One of the biggest challenges in modern Imaging Research lies in how to handle big datasets. This is a particular issue when undertaking multidimensional acquisition. In this post, I’ll be covering some ideas on how to sensibly work with large datasets as well as some neat tricks on how to downsize the biggest ones.
To fully appreciate the magnitude of big datasets, it’s worth considering dimensionality. On a hard-disk, a single image takes up the number of bits (binary digits) needed to record the information for every pixel in the image (We’ll assume arbitrary 512 x 512 image dimensions). If the image is 8 bit (remember that’s 8 bits of data per pixel) the image will take up:
x * y * bitdepth = 512 * 512 * 8 = 2097152 bits ≈ 0.25 Mb
(It will actually take up a bit more as there’s header information in the image)
We can extend this thought-experiment to a time course:
Multi-channel imaging is very common, even if it’s just recording the transmitted light in addition to your fluorescence. The real fun starts when you have access to spectral detection, which can add up to 32 channels across a slightly-wider-than-visible spectrum:
tn * zn * λn * x * y * bitdepth = 50 * 20 * 4 * 512 * 512 * 8 ≈ 1000 Mb
Of course this can be extended to multiple positions on an XY stage, higher bitdepths and so on but hopefully the point is made.
You not only have to store all of these data but even moving the files around and opening them, becomes time consuming.
When this might be an issue
In and of itself, there is no real problem with multidimensional datasets. If that’s what your experiment requires, then you can’t really make do with fewer channels or a smaller z-stack.
This may be more relevant in some specific circumstances:
- If during your time course the sample drifts, perhaps the first half of your movie is useful but the latter half is unusable.
- The same goes for bubbles, debris, cells dying or anything else obscuring your data but leaving enough time points to be worth keeping.
- We’ve occasionally seen that when you run long, multidimensional time courses and cancel before the end of the acquisition, Zen (the Zeiss acquisition software) writes out “Phantom Images” to fill in the un-acquired time points. The images are not empty, but have very specific (and within an experiment, identical) noise.
What to do about it: An ode to Bio-Formats
As I have said before, one of the most useful things about Fiji is the integration of the Bio-Formats library. Not only does this allow you to open a huge number of proprietary file formats from within the comfort of Fiji, but it also has a bunch of smart Importing options. Let’s take a look:
To open files with the Bio-Formats library in Fiji you have two options:
1) On the menu, run [Plugins > Bio-Formats > Bio-Formats Importer] and you’ll get a normal Open File Dialog.

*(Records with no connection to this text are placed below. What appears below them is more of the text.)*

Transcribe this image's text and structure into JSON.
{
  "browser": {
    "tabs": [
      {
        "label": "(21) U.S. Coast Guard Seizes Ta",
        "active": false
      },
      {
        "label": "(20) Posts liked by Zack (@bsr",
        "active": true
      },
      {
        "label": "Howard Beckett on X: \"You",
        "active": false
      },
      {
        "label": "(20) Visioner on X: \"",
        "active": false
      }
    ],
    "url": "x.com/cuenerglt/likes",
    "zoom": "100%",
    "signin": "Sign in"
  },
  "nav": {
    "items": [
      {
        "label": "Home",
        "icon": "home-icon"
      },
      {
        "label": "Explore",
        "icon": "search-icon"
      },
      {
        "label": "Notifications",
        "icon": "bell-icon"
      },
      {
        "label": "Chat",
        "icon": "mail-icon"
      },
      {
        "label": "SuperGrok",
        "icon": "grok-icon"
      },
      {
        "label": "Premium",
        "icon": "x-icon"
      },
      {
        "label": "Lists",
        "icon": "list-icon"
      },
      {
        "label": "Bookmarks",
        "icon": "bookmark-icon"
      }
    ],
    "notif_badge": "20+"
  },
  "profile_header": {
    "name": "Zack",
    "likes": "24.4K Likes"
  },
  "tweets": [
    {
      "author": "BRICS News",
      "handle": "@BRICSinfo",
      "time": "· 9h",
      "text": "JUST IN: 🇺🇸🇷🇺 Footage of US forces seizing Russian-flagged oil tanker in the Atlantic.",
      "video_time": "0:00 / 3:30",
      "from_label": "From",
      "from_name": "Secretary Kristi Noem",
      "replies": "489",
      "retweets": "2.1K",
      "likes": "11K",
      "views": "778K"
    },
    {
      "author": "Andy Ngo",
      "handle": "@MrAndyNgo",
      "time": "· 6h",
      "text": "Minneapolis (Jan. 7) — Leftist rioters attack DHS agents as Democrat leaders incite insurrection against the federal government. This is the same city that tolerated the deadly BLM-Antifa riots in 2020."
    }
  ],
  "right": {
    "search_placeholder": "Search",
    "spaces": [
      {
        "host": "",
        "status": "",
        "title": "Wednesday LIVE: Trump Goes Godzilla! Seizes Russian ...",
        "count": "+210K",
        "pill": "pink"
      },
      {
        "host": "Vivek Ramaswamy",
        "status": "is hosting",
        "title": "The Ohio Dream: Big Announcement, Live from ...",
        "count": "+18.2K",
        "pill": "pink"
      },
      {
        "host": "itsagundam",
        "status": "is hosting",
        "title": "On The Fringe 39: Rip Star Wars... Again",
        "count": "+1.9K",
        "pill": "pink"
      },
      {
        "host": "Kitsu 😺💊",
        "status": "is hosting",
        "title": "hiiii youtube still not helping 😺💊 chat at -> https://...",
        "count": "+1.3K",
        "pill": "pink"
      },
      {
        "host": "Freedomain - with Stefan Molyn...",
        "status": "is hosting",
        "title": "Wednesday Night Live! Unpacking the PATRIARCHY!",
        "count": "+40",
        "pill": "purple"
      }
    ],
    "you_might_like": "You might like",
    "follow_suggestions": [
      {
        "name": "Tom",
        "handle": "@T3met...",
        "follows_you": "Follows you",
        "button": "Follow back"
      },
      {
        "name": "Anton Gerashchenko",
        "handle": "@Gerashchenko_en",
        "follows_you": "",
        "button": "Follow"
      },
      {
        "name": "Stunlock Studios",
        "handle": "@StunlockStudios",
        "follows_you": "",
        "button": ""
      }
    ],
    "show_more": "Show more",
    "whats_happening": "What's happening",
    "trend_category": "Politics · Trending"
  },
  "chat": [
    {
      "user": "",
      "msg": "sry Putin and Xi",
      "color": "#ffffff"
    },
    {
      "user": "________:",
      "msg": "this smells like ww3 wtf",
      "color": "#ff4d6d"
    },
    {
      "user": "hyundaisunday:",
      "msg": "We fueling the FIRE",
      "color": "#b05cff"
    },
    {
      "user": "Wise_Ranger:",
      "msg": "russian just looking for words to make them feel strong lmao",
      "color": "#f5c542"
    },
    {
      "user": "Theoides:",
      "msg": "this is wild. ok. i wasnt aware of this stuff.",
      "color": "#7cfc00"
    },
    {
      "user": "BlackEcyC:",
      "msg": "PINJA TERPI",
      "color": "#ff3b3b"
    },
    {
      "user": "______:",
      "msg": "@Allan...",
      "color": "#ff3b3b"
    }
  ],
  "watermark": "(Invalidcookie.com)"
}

2) The alternative (and my preference) is to run [Plugins > Bio-Formats > Bio-Formats Shortcut Window] which will (unsurprisingly) open the Shortcut Window:
Here’s where the awesome begins. Once you drag a file in or open a file, you are presented with the Import Window which looks something like this:
Display Metadata / ROIs: Metadata deserve their own post (although a great place to start is the OME blog). Needless to say if you want to find out the details of your acquisition, check these boxes.
Split Channels/Timepoints/focal planes: Really useful if you were going to split the channels anyway
Specify Range to Open: Check this box and you’ll be presented with a further dialog asking you to specify the ranges you’d like to import. Only need the first 10 frames of a 1000 frame movie? You got it! Only want one channel on which to do your analysis: no problem.
This last option is the key to subsetting large datasets. If you only want the first half of a massive movie, why bother opening all the frames only to discard half of them. Open the first half and save them as a subset…which neatly leads me onto the last point:
Much as I like to moan about proprietary file formats, they do have some benefits. Each one perfectly saves all of the acquisition metadata for that acquisition system, because they’re written to do that. Using these formats can become a problem when you start using different software and other file formats as they all save different amounts of metadata in different ways and call them different things (again, the OME blog has a great explanation).
Anyway, as you can’t save back into the original file format, your next best option is OME.TIFF which is a fantastically metadata-aware file format. Furthermore, as of Bio-Formats version 5.1.2, the OME specification now supports files larger than 4GB.
To save your file in this format, simply use the Bio-Formats Exporter, available in the same places as the Importer (see above).